Procès d’Échirolles : Les avocats de la défense vont-ils plaider l'erreur judiciaire?

JUSTICE Aucun de douze accusés ne reconnaît avoir porté les coups de couteaux mortels...

Caroline Girardon

— 

Quelques jours après le meurtre de Sofiane et Kevin, les habitants d’Échirolles avaient manifesté leur tristesse et leur soutien aux familles.
Quelques jours après le meurtre de Sofiane et Kevin, les habitants d’Échirolles avaient manifesté leur tristesse et leur soutien aux familles. — Pascal Fayolle / Sipa

Le huis clos n'a pas été levé, comme le demandaient les familles de victimes. Ce mardi matin, la cour d’assises de Grenoble, qui va se pencher pendant six semaines sur le double meurtre de Kevin et Sofiane à Echirolles en septembre 2012, s'est prononcée contre la publicité des débats.

Pour revenir sur les faits et l’enjeu du procès

Deux avocats de la défense étaient même favorables à la levée du huis clos. « La justice doit être rendue au nom du peuple français et non pas en secret », a estimé lundi soir Ronald Gallo, à la sortie de l’audience, tandis que Bernard Ripert a dit vouloir « éviter que la justice fasse un mauvais coup en catimini ».

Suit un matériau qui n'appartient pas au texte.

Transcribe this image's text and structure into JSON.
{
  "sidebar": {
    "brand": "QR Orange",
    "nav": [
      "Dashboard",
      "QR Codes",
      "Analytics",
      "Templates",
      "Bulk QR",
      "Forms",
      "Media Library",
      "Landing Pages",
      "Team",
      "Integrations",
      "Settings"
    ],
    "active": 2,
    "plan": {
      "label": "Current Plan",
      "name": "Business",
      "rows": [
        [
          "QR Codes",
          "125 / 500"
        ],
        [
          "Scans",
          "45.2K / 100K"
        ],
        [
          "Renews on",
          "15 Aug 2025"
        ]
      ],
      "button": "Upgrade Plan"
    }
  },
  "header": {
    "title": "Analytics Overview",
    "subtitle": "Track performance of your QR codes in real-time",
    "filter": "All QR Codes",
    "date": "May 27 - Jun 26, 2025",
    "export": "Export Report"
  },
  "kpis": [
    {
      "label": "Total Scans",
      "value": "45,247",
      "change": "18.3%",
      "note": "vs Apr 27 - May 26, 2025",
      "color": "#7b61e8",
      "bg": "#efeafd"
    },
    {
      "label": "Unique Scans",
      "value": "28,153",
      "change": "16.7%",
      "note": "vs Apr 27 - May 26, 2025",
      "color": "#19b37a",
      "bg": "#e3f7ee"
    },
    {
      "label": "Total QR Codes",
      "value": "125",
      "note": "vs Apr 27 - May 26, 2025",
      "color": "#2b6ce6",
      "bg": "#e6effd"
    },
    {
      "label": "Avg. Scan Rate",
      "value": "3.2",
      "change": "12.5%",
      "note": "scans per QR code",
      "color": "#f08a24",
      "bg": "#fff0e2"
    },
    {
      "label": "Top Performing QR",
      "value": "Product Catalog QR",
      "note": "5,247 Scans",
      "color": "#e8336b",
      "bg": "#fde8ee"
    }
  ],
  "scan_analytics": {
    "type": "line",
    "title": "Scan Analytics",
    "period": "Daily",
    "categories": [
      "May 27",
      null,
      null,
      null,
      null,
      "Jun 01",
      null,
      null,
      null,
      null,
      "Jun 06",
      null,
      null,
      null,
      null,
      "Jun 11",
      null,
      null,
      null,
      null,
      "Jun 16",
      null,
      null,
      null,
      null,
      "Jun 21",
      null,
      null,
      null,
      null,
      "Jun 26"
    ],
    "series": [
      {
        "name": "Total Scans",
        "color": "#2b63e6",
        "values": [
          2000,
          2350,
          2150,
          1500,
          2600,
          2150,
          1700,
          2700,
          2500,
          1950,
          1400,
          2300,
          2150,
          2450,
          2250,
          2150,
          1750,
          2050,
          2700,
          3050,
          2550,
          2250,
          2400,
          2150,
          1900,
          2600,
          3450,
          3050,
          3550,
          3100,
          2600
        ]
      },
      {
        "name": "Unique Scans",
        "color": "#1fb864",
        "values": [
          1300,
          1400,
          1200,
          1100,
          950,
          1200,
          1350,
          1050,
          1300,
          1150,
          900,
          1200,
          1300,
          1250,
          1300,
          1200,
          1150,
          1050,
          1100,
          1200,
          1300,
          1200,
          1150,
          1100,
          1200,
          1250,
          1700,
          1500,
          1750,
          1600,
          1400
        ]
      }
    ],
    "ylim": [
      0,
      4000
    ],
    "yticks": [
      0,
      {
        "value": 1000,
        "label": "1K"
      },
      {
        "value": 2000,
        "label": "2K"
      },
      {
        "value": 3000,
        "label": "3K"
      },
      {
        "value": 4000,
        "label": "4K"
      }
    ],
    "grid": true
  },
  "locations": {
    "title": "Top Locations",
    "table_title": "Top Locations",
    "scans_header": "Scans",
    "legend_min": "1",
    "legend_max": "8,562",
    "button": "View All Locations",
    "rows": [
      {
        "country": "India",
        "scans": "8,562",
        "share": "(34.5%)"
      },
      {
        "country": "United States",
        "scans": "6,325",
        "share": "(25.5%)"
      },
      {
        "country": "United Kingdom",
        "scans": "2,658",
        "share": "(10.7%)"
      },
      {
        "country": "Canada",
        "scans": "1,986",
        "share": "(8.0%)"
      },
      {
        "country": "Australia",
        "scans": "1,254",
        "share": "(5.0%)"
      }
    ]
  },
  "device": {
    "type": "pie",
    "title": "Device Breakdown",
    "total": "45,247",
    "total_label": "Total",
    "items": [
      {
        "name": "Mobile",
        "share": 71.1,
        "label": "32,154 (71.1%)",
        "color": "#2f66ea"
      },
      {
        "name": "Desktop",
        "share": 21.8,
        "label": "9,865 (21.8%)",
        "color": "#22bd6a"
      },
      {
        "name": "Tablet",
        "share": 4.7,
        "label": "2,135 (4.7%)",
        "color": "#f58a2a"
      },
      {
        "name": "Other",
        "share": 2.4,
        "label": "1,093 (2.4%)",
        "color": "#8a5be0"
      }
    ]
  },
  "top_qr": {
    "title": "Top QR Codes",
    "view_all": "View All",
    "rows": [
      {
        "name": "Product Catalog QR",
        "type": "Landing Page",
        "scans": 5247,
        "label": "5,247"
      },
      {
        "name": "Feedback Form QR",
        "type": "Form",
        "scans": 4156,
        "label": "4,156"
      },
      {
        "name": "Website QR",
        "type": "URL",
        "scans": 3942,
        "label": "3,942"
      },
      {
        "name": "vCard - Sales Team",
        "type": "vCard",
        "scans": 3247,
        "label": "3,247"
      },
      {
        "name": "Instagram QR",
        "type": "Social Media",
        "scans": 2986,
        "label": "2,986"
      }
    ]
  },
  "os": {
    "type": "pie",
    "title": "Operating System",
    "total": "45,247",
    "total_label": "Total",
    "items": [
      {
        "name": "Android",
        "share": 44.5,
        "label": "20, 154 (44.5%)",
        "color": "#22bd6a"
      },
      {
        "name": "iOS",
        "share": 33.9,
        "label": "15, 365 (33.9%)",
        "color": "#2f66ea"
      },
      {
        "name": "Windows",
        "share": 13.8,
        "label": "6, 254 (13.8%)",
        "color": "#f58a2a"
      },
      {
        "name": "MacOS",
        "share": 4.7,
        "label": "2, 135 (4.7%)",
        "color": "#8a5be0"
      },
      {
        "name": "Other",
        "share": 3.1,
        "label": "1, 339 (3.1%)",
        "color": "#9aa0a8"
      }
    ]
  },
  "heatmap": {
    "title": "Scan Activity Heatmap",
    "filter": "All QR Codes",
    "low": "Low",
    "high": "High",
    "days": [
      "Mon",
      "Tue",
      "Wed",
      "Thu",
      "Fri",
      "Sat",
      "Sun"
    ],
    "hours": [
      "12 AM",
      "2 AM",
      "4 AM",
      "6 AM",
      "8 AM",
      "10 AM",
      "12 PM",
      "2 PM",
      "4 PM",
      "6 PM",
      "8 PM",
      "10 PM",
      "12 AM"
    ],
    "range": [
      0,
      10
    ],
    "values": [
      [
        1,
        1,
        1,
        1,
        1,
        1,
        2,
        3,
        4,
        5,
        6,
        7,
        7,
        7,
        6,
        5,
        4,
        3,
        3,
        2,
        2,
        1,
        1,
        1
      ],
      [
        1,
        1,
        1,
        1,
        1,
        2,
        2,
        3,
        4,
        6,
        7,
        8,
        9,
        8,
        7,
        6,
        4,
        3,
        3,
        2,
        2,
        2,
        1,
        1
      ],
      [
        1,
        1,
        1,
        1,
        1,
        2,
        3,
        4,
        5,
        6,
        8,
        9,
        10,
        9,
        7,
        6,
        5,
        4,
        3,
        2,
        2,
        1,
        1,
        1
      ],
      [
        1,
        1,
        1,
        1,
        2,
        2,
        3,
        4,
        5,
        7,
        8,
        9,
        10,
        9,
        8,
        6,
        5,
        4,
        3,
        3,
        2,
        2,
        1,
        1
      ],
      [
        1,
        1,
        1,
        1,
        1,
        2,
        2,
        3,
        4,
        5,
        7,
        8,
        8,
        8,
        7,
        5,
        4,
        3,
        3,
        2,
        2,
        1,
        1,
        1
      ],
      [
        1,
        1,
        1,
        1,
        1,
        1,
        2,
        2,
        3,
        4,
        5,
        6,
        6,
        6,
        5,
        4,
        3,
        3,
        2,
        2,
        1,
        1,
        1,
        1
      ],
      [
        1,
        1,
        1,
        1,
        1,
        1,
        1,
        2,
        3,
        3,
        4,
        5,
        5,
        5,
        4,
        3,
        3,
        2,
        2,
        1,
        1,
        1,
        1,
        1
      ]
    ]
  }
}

Car avant même que les débats ne débutent réellement, certains avocats n’hésitent pas à brandir la thèse de l’erreur judiciaire. Aucun des accusés n’a reconnu avoir porté les coups de couteau mortels.

>> Lire aussi : « Qui cherche-t-on à protéger ? Les victimes ou les assassins ? »

 

« Ils ne sont pas une horde de sauvage venue assassiner des jeunes. Des coupables sont dehors et des innocents dedans », clame Joëlle Vernay, représentant l’un des mineurs et son frère. « Le plus petit (incarcéré) est resté prostré pendant trois ans. Je n’arrivais pas à lui parler du dossier. Aujourd’hui, il a plus peur de dénoncer les autres que de reconnaître ce qu’il a fait. »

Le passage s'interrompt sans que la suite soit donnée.